GPT-5 performed better than Perplexity Pro, correctly answering a meaningful subset of queries when explicitly instructed to rely on primary sources. However, it still struggled to consistently retrieve all relevant disclosures and aggregate figures across multiple reporting periods—particularly for company-specific and narrative-derived metrics. Perplexity Pro failed to produce any fully correct responses, often returning incomplete or fabricated figures.

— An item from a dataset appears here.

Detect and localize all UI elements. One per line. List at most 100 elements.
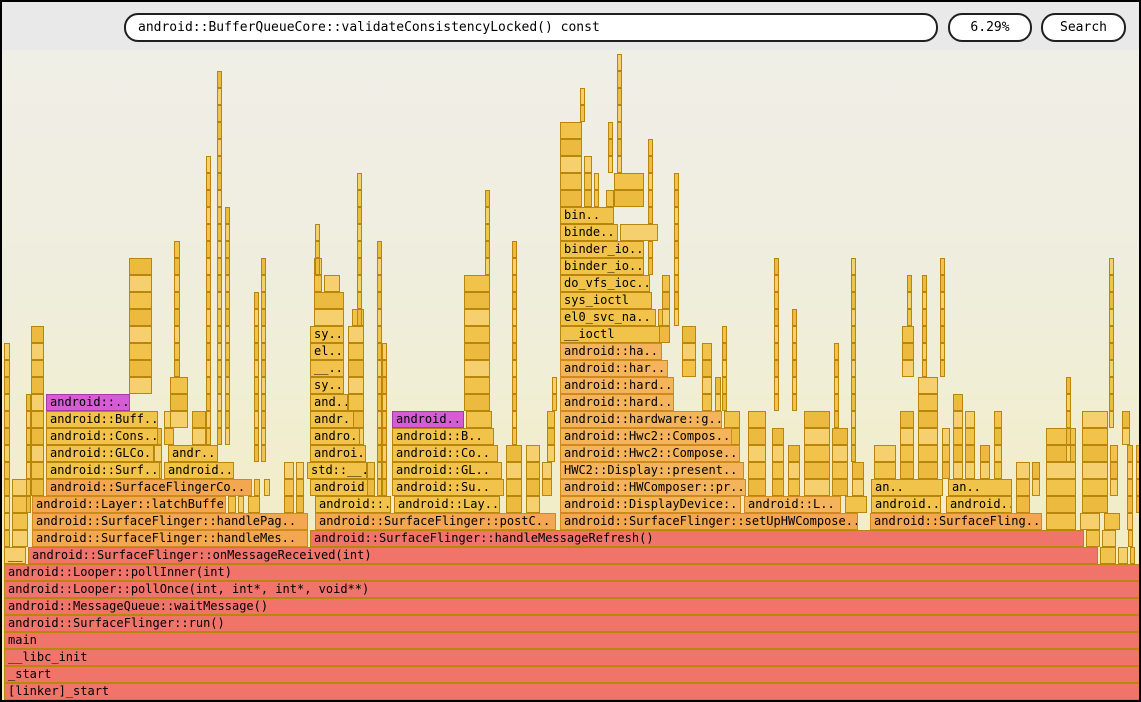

These results highlight the operational importance of high-recall retrieval and precise multi-period extraction in investment research. Even a single incorrect or missing figure can materially impact downstream analyses, and general-purpose models are not yet reliable enough to automate these workflows without extensive human verification. By contrast, the Co-Analyst’s domain-tuned retrieval and structured extraction pipeline enables it to meet the accuracy standards required in institutional investment settings.
Looking ahead, the Hudson Labs team is already working to advance the Co-Analyst capabilities to address increasingly complex analyst workflows — including broader coverage of guidance parsing, historical restatements, richer evidence citation, and further optimization of speed and cost. These enhancements are designed to reinforce the Co-Analyst’s position as the most accurate and reliable retrieval and extraction system for financial research, and to reduce the manual workload for investment professionals.